Ingredients in Shahi Tukray
One of my favorite things about Shahi Tukray is how pantry friendly it is. All it takes is a handful of accessible ingredients to whip them up.
- Milk (whole milk please!)
- Condensed milk (sweetened) - for richness
- Cardamom pods - for that quintessential Pakistani dessert flavour
- Saffron - for extra flavour and oomph
- Salt - for balance
- White Bread - Stale is great, brioche is lovely here too!
- Nuts and saffron for garnishing
How to Make Shahi Tukda
Okay folks let's do it. Since this recipe is so straightforward to make I am going to share a few bonus tips okay? Also, I cut triangles, but smaller rectangles or squares are easier to manage!
Tip One: It is easier to slice stale and/or cold bread
Tip Two: You want your slices to be the same size, but stacking 6 pieces of bread can be unwieldy. Stack 3, cut into squares and use one of your squares as as a template to cut the remainder.

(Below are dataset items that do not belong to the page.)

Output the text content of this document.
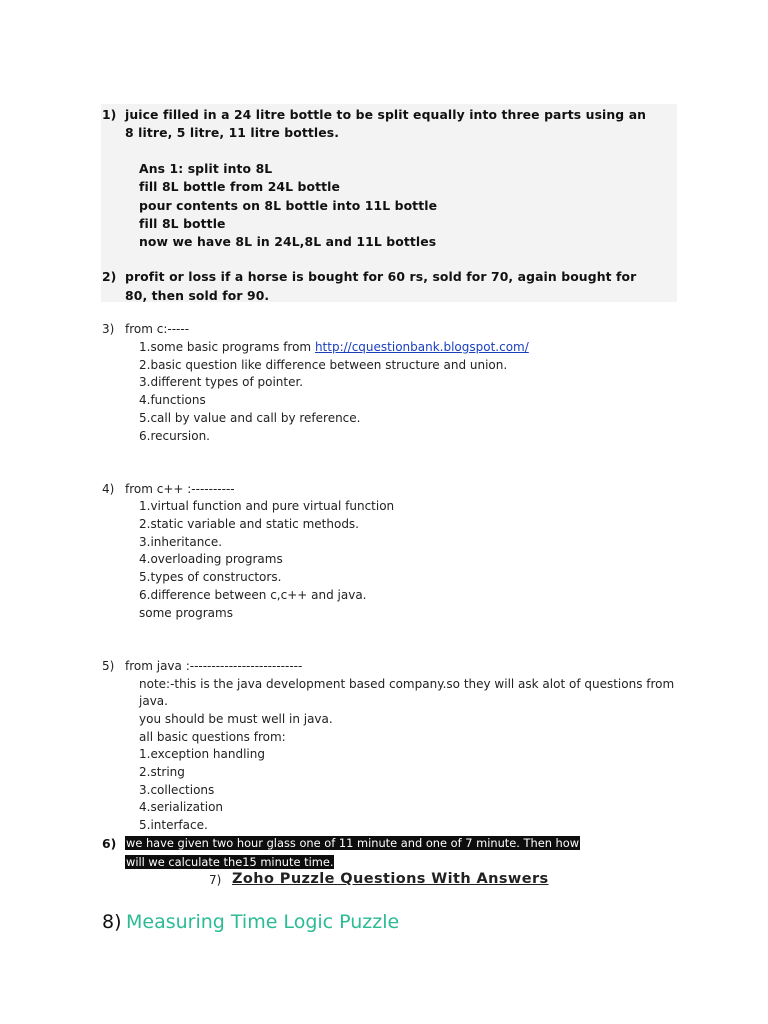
1) juice filled in a 24 litre bottle to be split equally into three parts using an
8 litre, 5 litre, 11 litre bottles.
Ans 1: split into 8L
fill 8L bottle from 24L bottle
pour contents on 8L bottle into 11L bottle
fill 8L bottle
now we have 8L in 24L,8L and 11L bottles
2) profit or loss if a horse is bought for 60 rs, sold for 70, again bought for
80, then sold for 90.
3) from c:-----
1.some basic programs from http://cquestionbank.blogspot.com/
2.basic question like difference between structure and union.
3.different types of pointer.
4.functions
5.call by value and call by reference.
6.recursion.
4) from c++ :----------
1.virtual function and pure virtual function
2.static variable and static methods.
3.inheritance.
4.overloading programs
5.types of constructors.
6.difference between c,c++ and java.
some programs
5) from java :--------------------------
note:-this is the java development based company.so they will ask alot of questions from
java.
you should be must well in java.
all basic questions from:
1.exception handling
2.string
3.collections
4.serialization
5.interface.
6) we have given two hour glass one of 11 minute and one of 7 minute. Then how
will we calculate the15 minute time.
7) Zoho Puzzle Questions With Answers
8) Measuring Time Logic Puzzle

Tip Three: Use a bread knife and don't rush it!
Now fry your bread until beautifully golden brown on both sides. You can use ghee or oil (I use oil), but note it will absorb a fair bit of oil.

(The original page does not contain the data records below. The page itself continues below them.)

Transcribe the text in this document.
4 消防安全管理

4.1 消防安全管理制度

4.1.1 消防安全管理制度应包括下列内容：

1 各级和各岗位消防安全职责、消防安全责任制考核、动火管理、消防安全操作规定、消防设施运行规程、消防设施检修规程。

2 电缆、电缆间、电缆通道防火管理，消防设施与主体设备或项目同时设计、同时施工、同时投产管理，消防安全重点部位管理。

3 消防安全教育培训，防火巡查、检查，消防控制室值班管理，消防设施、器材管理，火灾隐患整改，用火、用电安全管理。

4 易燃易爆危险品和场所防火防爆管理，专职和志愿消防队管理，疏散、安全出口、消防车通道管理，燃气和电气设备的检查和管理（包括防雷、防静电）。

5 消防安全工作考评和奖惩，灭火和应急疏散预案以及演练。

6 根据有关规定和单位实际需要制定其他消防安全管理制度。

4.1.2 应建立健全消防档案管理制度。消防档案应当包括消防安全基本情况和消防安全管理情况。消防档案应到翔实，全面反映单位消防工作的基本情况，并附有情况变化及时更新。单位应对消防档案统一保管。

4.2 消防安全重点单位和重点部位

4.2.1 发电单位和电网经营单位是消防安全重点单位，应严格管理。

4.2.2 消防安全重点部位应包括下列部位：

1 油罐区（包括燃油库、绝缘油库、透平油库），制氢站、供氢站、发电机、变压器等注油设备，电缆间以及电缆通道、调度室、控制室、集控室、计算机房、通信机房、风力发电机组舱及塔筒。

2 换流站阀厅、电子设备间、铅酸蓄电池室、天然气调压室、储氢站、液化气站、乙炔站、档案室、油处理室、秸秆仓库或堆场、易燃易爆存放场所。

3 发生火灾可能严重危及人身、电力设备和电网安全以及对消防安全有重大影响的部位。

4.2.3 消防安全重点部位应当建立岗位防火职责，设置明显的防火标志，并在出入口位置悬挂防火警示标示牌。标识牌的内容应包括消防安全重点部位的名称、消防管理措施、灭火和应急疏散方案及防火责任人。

Now add your Shahi Tukray milk mixture ingredients except the condensed milk to a wide bottomed pot. Bring the milk mix to a boil, simmer for 5-7 minutes to thicken, and then add in your condensed milk. Stir well and keep at a gentle simmer.
Now add your fried bread pieces carefully to your pot (they will expand as they soak up the liquid). The slices will get extremely tender (and tasty) as they do so so do be careful when transferring them to a dish!
Tip: for better plating you can also just give them a quick dunk, move to your platter, and then pour the milk mix over top.
For reference the slice in the front did a quick dunk, the ones in the back a proper soak. Let it come to room temperature and then refrigerate your dish. Garnish with nuts and/or saffron before serving.
On Saffron and the "correct" way to use it
Friends, I know the correct way to use saffron, to extract it's maximum flavour, is to grind it, and then let it bloom in hot water or milk. I did that last time I shot this dish and it looked so unlike what I grew up with that I never used those photos. Feel free to do it the correct way and please forgive this nostalgia driven blogger for her sentimentality.
Other Easy Pakistani Dessert Recipes
Tried this recipe? Share what you think below of my childhood favourite!
Shahi Tukray Recipe
- 6 slices white or brioche bread
- 4 cups whole milk
- 1 tsp ground cardamom (freshly ground is optimal)
- 1 tsp saffron, coarsely crushed by hand
- ¼ tsp salt
- 300 ml can condensed milk
- slivered almonds or pistachios
- additional saffron
- Remove the edges of your bread and slice into uniform pieces - I halved into triangles. You can use one piece of bread as a template for the others for even slices.
- Combine all the milk mix ingredients except the condensed milk in a wide bottomed pot and for 5-7 minutes until slightly thickened. (Note: this is for handi style, for a thicker base you can reduce the milk for another 5 minutes)
- Stir in your condensed milk. You may want to use a little less if you are thickening the milk more.
- Fry your breads pieces in oil (my preference) or ghee in batches until golden brown.
- Add your bread slices into the milky base and let it simmer for a few minutes to help the bread absorb the flavour.
- For easier plating don't leave your bread in too long because it becomes hard to transfer. If you are making it in advance then you can also place the fried bread in your dish and gently pour over the milk. The bread will absorb the milk mix as it cools.
- Refrigerate until ready to serve. Garnish with nuts and saffron.